Direktur Utama VKTR Anindra Ardiansyah Bakrie mengatakan, Transjakarta menjadi pasar strategis sekaligus acuan bagi pemerintah daerah lain dalam mengembangkan transportasi publik berbasis kendaraan listrik.


“Transjakarta ini adalah model benchmarking bagi daerah-daerah lain di Indonesia,” ujar Anindra usai Rapat Umum Pemegang Saham Tahunan (RUPST), Selasa (19/5/2026).

Baca Juga: Produk Mamin Indonesia Raup Nilai Transaksi US$ 3,55 Juta di SIAL Shanghai 2026

Menurut dia, Transjakarta telah memaparkan rencana pengadaan bus listrik secara bertahap mulai dari bus besar, sedang, hingga kecil. Namun realisasi pengadaan tetap bergantung pada persetujuan anggaran pemerintah daerah.

“Pelaksanaannya sangat tergantung dari beliau-beliau di Transjakarta.

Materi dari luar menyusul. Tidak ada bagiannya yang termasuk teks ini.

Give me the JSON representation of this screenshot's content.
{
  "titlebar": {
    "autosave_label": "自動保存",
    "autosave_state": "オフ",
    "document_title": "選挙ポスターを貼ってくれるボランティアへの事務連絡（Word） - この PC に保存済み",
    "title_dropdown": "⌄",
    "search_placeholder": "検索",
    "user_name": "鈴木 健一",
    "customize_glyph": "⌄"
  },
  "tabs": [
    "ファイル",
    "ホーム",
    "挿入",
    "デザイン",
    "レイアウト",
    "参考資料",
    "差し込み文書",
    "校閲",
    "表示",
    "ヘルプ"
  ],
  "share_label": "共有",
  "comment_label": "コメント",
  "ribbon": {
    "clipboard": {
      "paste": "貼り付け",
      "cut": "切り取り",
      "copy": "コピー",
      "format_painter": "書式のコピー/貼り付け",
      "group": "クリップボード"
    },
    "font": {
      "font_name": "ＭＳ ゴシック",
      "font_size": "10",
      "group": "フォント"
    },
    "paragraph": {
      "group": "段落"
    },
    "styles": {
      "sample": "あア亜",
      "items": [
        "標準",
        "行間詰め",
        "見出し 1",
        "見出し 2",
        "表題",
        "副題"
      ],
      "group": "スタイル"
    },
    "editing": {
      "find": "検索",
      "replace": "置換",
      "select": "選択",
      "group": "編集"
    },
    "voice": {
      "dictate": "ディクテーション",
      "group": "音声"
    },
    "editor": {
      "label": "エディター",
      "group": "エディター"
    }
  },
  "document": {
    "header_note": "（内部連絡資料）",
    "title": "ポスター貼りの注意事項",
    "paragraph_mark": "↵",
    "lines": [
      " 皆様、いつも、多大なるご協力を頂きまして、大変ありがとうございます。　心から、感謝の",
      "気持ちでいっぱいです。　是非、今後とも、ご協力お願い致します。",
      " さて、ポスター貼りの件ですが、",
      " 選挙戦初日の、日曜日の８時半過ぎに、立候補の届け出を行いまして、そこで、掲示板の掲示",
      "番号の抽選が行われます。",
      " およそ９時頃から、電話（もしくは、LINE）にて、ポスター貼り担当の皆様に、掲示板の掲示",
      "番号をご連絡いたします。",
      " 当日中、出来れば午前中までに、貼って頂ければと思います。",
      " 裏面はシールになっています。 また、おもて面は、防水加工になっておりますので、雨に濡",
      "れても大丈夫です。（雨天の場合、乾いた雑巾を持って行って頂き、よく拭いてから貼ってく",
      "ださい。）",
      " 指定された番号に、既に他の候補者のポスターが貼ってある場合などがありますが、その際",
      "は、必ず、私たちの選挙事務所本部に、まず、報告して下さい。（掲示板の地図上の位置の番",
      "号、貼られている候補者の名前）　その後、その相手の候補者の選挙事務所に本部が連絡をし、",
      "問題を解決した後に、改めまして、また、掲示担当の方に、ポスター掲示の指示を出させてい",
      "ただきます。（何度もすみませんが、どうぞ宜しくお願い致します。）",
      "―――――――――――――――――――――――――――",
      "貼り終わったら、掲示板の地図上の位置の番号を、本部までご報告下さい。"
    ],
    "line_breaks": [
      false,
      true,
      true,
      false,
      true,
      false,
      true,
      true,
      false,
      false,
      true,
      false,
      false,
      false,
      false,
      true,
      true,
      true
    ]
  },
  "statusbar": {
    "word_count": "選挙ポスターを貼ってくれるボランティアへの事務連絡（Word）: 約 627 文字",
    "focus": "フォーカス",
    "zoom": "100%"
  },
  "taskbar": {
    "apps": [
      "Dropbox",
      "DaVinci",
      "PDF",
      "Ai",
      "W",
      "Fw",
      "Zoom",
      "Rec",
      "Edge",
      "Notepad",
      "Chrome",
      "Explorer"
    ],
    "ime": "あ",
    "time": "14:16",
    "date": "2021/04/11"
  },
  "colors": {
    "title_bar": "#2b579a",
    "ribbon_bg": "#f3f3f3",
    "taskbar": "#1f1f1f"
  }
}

Jadi masalah pengajuan anggaran mereka ke DPRD, misalnya anggaran tahunannya masih belum sepenuhnya disetujui,” katanya.

Selain sektor transportasi publik, VKTR juga melihat peluang pertumbuhan datang dari segmen pertambangan, perkebunan, dan logistik yang mulai melirik kendaraan listrik akibat tingginya harga bahan bakar minyak (BBM), terutama di luar Pulau Jawa.

“Dari segmen pertambangan, segmen perkebunan, segmen logistik, apalagi kalau ngomong di luar Pulau Jawa, mereka sangat tertarik untuk segera melakukan konversi dari diesel menuju electric vehicle,” ujarnya.

Anindra menyebut tingginya harga dan keterbatasan pasokan BBM di luar Jawa menjadi salah satu faktor yang mendorong minat konversi kendaraan komersial ke kendaraan listrik.

Saat ini posisi VKTR cukup kompetitif dalam pengadaan kendaraan listrik nasional karena telah mengantongi tingkat komponen dalam negeri (TKDN) di atas 40%.

“Mudah-mudahan kita bisa menjadi preferred supplier untuk Transjakarta,” katanya.

 
VKTR Chart by TradingView

Dalam RUPST, VKTR juga menunjuk mantan Direktur Utama Transjakarta Mochamad Yana Aditya ke jajaran direksi. Kehadiran Yana diharapkan memperkuat strategi VKTR dalam menangkap peluang elektrifikasi transportasi.

“Saya yakin dengan ada tambahan di sini juga dari yang baru ada Pak Yana, dengan ekspertis masing-masing, semakin memperkuat VKTR,” ujar Bakrie. 

Sementara itu, Direktur VKTR Mochamad Yana Aditya optimistis kinerja perseroan akan terus membaik pada tahun ini.

“Sebetulnya 2025 itu laba neto kita ini positif, lebih tinggi dari tahun 2024. Dan untuk pendapatan 2026 InsyaAllah naik,” ungkapnya.

VKTR mencatat, penjualan kendaraan listrik meningkat 60% sepanjang 2025 dibanding tahun sebelumnya. VKTR juga telah menyelesaikan pengiriman 50 unit bus listrik untuk Transjakarta dari total pesanan 80 unit, sementara sisa pengiriman dirampungkan pada kuartal I-2026.

Hingga April 2026, armada kendaraan listrik produksi VKTR telah mencatat jarak tempuh operasional lebih dari 17 juta kilometer dan berkontribusi terhadap estimasi pengurangan emisi karbon hingga 15.000 ton CO2.